The problem at hand:
given a set of N points in an D dimensional space, with all their coordinates >= 0 (in 2D the points would all be in the 1st quadrant, in 3D in the 1st octant, and so on...), remove all the points that have another point that has value bigger or equal in every coordinate.
In 2D, the result is this:
(image from Vincent Zoonekynd's answer here) and there is a simple algorithm, detailed in that answer, that runs in N*log(N)
.
With chunking I should have brought it to N*log(H)
, but optimizations on that are for another question.
I was interested in extending the solution to 3 dimensions (and possibly 4, if it's still reasonable), but my current 3D algorithm is pretty slow, cumbersome and doesn't generalize to 4D nicely:
- Sort points on the x axis, annotate the position of each point
- Initialize a sort of segment tree with N leaves, where leaves will hold the points' y values and a node will hold
max(child1, child2)
- Sort points on the z axis
- For every point from the largest z:
- Check what position it was in the x order, try to put it in the segment tree in that position
- Check first if there is a point already down (so it has > z), at an higher place (so it has > x) with a bigger y (this costs log(N), thanks tree)
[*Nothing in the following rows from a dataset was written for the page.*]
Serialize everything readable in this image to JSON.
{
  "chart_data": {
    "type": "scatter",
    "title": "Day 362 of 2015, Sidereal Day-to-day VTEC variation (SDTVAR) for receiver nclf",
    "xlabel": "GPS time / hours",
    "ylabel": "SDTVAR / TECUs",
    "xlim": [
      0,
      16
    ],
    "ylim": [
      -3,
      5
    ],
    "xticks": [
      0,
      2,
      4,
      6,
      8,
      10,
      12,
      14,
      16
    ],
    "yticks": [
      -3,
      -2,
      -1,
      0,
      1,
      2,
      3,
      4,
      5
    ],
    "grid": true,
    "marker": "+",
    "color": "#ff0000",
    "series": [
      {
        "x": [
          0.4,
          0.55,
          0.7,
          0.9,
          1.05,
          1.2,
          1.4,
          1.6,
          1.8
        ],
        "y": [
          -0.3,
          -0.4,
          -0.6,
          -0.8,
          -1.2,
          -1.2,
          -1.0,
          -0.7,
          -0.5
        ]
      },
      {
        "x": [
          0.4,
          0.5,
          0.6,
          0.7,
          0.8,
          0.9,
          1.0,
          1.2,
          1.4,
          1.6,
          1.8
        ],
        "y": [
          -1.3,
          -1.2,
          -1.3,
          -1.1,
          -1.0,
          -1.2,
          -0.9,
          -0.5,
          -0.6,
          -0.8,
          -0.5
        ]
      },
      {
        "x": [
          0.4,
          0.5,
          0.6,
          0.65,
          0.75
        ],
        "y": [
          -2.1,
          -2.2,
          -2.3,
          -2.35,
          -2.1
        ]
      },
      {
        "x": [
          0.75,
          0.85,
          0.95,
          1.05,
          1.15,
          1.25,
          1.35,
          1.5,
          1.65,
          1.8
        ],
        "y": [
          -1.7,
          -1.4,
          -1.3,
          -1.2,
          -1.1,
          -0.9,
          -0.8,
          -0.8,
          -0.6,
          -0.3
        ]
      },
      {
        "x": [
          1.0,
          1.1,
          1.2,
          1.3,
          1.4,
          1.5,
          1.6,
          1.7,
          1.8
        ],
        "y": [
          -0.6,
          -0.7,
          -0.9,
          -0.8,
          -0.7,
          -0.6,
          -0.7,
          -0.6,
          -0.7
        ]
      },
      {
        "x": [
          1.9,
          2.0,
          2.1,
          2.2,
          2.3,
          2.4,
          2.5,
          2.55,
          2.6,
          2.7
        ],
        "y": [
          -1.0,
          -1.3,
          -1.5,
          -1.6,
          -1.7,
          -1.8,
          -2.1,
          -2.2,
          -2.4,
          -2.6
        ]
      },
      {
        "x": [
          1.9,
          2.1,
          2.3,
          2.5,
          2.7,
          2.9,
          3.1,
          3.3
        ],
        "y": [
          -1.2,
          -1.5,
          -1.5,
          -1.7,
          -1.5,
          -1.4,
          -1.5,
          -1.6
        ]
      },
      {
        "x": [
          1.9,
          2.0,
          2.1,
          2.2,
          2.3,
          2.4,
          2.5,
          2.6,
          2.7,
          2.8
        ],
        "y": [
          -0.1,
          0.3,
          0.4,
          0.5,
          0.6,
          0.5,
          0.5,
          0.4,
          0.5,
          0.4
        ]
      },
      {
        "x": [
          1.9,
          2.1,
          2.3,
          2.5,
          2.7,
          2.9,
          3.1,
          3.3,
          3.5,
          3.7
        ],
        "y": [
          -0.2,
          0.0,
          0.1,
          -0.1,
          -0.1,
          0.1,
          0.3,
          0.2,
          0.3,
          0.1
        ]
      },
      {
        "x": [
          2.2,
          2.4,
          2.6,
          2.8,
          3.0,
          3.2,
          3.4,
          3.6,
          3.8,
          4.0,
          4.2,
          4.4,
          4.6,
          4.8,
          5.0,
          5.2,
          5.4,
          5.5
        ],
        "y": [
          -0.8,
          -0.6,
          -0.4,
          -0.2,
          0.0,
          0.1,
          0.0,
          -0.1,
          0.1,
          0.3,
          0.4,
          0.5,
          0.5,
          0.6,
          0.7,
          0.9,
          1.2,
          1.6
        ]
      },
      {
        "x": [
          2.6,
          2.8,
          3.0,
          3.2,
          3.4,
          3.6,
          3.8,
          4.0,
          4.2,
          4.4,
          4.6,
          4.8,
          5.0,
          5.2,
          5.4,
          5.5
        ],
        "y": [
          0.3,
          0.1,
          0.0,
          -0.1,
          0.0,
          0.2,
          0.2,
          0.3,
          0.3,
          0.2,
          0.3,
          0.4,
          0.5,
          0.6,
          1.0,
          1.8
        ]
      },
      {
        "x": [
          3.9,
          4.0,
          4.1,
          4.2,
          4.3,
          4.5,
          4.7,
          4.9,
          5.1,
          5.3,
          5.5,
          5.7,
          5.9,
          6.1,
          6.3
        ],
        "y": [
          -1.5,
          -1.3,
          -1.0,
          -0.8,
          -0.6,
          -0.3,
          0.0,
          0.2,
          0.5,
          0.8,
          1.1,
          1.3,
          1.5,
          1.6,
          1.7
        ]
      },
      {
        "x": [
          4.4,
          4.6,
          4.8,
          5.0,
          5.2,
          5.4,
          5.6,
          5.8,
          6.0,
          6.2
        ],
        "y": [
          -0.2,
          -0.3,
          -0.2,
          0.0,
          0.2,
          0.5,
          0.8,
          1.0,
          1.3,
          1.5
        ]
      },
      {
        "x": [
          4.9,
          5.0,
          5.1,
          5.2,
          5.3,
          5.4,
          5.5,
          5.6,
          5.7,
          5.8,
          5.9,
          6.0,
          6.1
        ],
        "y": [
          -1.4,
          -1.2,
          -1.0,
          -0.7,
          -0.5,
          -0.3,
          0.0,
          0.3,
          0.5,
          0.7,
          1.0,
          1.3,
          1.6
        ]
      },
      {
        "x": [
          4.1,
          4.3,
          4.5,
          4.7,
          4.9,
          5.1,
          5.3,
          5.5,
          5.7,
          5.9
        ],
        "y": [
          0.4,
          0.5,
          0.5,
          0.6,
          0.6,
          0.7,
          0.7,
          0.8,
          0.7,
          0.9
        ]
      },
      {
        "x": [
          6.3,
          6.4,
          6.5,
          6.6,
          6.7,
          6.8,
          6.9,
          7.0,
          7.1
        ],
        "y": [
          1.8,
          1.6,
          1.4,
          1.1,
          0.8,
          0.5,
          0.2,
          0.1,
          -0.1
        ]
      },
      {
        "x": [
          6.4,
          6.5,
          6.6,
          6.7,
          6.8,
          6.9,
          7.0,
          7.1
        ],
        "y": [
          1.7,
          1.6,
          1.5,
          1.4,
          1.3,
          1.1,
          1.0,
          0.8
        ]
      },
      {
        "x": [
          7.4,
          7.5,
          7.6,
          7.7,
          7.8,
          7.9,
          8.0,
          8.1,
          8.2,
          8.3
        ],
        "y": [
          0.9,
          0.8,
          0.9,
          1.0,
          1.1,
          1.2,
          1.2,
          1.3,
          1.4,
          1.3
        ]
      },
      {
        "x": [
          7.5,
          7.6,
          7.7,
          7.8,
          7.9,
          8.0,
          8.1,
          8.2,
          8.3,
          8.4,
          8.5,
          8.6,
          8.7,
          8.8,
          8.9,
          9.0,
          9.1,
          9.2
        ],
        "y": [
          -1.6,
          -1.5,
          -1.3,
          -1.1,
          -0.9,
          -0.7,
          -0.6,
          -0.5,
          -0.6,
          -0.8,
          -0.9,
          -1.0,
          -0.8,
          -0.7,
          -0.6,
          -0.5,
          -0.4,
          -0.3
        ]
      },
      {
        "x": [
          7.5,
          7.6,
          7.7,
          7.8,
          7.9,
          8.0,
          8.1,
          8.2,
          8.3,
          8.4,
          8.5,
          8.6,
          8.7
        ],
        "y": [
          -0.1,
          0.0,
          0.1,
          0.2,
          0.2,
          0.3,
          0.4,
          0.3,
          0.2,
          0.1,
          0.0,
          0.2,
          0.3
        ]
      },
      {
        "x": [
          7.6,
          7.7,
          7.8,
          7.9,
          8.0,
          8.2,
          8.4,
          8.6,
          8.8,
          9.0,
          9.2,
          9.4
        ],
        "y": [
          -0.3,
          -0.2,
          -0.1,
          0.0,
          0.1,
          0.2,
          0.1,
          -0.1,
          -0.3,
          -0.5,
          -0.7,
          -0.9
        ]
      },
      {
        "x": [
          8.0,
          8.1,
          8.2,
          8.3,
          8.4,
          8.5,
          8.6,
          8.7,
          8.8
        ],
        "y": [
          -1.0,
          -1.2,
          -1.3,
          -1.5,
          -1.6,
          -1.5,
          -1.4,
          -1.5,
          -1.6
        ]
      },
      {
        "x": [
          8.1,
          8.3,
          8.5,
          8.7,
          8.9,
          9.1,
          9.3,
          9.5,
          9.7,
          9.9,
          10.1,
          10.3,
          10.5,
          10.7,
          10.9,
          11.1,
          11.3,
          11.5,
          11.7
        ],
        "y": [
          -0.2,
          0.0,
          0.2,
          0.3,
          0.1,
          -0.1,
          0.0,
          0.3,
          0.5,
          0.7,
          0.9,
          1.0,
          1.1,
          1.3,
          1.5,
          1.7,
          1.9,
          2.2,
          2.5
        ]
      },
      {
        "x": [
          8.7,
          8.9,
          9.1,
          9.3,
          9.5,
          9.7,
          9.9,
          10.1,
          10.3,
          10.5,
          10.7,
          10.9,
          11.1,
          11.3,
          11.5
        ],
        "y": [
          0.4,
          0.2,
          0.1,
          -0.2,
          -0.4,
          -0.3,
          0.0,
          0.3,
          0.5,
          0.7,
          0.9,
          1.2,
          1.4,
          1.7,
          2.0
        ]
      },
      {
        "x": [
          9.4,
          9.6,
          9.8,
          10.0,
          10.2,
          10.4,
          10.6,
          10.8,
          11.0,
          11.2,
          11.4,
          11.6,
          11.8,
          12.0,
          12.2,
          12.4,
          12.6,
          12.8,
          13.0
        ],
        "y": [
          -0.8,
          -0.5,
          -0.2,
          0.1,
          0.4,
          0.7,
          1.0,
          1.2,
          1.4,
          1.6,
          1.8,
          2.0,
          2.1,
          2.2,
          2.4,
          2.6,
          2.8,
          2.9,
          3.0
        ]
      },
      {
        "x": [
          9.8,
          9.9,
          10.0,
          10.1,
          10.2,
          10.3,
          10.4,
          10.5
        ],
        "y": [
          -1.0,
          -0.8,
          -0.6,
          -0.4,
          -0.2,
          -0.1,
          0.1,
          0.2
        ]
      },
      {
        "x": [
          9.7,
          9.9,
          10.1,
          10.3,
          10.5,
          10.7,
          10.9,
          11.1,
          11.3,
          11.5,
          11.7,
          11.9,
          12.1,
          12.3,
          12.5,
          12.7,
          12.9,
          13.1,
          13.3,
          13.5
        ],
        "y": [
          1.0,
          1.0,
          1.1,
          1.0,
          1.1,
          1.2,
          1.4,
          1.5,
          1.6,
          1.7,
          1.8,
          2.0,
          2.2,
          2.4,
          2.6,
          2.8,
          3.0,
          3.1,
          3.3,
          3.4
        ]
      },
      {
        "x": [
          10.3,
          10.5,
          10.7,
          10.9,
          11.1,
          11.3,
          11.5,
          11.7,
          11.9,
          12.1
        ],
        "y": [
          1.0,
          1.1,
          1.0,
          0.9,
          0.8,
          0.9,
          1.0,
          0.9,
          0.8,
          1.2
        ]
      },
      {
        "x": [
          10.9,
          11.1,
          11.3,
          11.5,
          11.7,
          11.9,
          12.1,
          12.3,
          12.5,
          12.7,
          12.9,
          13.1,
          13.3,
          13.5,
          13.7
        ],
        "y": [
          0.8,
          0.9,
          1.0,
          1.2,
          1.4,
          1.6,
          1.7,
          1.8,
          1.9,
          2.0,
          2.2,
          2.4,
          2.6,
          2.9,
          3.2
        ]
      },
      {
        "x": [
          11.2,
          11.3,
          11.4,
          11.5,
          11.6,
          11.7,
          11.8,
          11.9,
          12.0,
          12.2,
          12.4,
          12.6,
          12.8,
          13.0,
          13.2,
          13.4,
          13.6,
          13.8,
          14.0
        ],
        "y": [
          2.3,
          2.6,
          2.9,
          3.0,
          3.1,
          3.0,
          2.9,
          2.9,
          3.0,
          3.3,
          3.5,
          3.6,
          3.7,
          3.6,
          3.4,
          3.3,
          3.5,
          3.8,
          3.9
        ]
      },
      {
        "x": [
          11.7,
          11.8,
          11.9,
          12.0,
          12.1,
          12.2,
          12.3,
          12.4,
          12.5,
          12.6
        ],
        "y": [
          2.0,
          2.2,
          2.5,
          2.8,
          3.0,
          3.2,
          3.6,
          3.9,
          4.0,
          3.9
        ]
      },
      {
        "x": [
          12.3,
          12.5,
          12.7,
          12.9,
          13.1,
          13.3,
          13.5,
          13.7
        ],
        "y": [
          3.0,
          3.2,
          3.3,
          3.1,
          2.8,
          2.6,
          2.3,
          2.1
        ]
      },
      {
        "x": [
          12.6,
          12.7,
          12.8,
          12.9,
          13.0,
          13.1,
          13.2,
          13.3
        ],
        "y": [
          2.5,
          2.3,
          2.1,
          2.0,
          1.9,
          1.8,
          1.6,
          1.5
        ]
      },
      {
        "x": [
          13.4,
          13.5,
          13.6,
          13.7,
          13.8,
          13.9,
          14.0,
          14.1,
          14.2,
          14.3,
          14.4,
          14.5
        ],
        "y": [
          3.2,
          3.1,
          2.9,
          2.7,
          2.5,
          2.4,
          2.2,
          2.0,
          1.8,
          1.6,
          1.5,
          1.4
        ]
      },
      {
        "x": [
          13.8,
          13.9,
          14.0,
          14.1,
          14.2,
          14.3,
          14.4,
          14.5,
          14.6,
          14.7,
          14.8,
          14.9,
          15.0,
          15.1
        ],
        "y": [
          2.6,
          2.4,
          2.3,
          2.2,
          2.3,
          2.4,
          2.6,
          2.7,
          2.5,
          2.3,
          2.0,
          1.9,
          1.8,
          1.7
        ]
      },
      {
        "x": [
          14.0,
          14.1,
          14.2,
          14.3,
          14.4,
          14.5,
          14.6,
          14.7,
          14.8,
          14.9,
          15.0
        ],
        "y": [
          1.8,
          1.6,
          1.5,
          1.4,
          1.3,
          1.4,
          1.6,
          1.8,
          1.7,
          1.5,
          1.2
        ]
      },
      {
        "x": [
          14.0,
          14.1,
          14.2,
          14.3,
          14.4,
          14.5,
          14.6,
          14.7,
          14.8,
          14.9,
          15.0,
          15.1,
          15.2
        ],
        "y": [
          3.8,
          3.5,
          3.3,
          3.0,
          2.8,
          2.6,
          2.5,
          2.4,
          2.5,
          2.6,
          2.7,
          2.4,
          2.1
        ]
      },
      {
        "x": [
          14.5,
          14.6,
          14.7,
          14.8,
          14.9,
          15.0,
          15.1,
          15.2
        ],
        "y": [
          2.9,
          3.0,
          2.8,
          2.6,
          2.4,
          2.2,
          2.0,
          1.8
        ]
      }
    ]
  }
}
- If said point is found, the current point is discarded, otherwise it's inserted and the tree is updated
This still runs in N*log(N)
, but requires 2 different sorts and a 2*N
-big structure.
Extending this would require another sort and a prohibitive 2*N^2
-big quad tree.
Are there more efficient (especially CPU-wise) approaches?
I don't think it's relevant, but I'm writing in C, the code is here.